The last extension of the musicians’ contract (collective bargaining agreement) with the SSO expired at midnight Dec. 31, and the musicians have already passed a strike authorization, if warranted. No work stoppage is anticipated at this time.

“The musicians are committed to building a successful present and future for the SSO,” explained Tim Hale, violist and chair of the musicians’ union. “America’s successful orchestras demonstrate that visionary leadership and best practices produce organizations that thrive, both artistically and financially. Seattle can be one of those orchestras. We wish to work with the extended SSO family to seek solutions, solve problems and secure our place on that path.”

The musicians had proposed a two-year contract arrangement, with salaries decreasing for the remainder of this season, then increasing slightly next season. They also proposed ways for the SSO to launch new artistic and performance initiatives to produce new revenue. This follows a contract extension over the last four years, in which the musicians voluntarily reduced their salaries and benefits by $3.2 million, to ensure the financial recovery of the organization.

According to Hale, the musicians’ top reasons for rejecting the SSO management contract are:

· Length of contract – The five-year contract proposed by management would make the organization inflexible and unresponsive to the needs and wishes of incoming leadership. This will jeopardize the search for a new Executive Director and Music Director. It also bases wages in 2014 on last year’s economy. We need a short-term agreement to allow the economy to recover and stabilize, and for new Symphony leadership to be in place.

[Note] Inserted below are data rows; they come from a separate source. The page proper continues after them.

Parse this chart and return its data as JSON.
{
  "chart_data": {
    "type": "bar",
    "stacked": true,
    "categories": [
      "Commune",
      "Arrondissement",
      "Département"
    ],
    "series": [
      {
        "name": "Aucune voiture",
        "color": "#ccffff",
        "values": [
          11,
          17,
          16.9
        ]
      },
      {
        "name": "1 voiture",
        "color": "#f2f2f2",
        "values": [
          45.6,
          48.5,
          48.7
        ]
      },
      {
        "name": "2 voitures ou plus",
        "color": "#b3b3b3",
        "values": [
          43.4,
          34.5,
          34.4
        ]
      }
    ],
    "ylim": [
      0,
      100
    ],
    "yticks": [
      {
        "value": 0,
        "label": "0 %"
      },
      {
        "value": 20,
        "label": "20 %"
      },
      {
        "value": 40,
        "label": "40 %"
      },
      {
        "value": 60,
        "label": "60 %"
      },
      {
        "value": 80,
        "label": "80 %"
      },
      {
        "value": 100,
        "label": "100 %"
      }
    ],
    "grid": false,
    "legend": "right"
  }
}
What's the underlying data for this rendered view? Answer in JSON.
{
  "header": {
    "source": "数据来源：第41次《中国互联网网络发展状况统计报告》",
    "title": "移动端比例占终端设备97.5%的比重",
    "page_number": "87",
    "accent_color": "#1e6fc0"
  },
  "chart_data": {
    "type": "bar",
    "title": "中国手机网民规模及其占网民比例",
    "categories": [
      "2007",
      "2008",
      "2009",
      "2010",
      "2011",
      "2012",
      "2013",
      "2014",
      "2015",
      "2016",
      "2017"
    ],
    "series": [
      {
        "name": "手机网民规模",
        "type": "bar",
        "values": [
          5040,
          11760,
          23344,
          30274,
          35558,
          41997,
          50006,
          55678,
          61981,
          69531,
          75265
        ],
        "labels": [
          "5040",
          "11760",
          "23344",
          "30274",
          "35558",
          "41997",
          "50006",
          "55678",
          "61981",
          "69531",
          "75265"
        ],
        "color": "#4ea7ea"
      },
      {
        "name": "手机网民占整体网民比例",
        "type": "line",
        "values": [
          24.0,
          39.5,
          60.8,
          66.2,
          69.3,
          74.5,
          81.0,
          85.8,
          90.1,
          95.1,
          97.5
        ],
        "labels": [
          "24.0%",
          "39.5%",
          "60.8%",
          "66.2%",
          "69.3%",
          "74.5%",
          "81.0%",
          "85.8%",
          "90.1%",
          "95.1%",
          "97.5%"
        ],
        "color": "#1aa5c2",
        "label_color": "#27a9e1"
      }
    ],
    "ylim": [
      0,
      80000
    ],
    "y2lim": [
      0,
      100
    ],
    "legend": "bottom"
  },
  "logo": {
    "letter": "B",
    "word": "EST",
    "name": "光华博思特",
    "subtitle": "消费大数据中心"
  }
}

· Salary concessions – Management seeks concessions in salaries and benefits amounting to more than $11 million over five years, adjusted for cost of living. It would take until 2014 before we would begin earning the pay level that was promised for 2005. The SSO musicians already earn 38 percent less than the average of their colleagues in peer orchestras, adjusted for cost of living. Even ignoring the high cost of living in Seattle, the musicians are still paid 22 percent less than the average of their peers. The SSO is the only major symphony orchestra in the U.S. which collects more performance revenue than it pays its musicians.

· Unfilled positions – This would hold an unlimited number of positions in the orchestra open for the duration of the agreement. The orchestra currently has eight vacant positions, and by the end of a five-year period, that number could jump to more than 20. Nearly 25% of the orchestra, including key principal positions, could be made up of low-cost substitutes, rather than highly qualified, full-time artists.

· Experimental compensation scheme – A “revenue sharing” provision was seen by the musicians as “window dressing,” with no reason to believe it would succeed in a not-for-profit environment. It would make the musicians’ compensation contingent upon the performance of yet-to-be-hired SSO management.

The Seattle Opera portion of the musicians’ work, which amounts to about 15 percent of their time and compensation, is already covered by an extension agreement with the opera, providing for flat compensation through this year.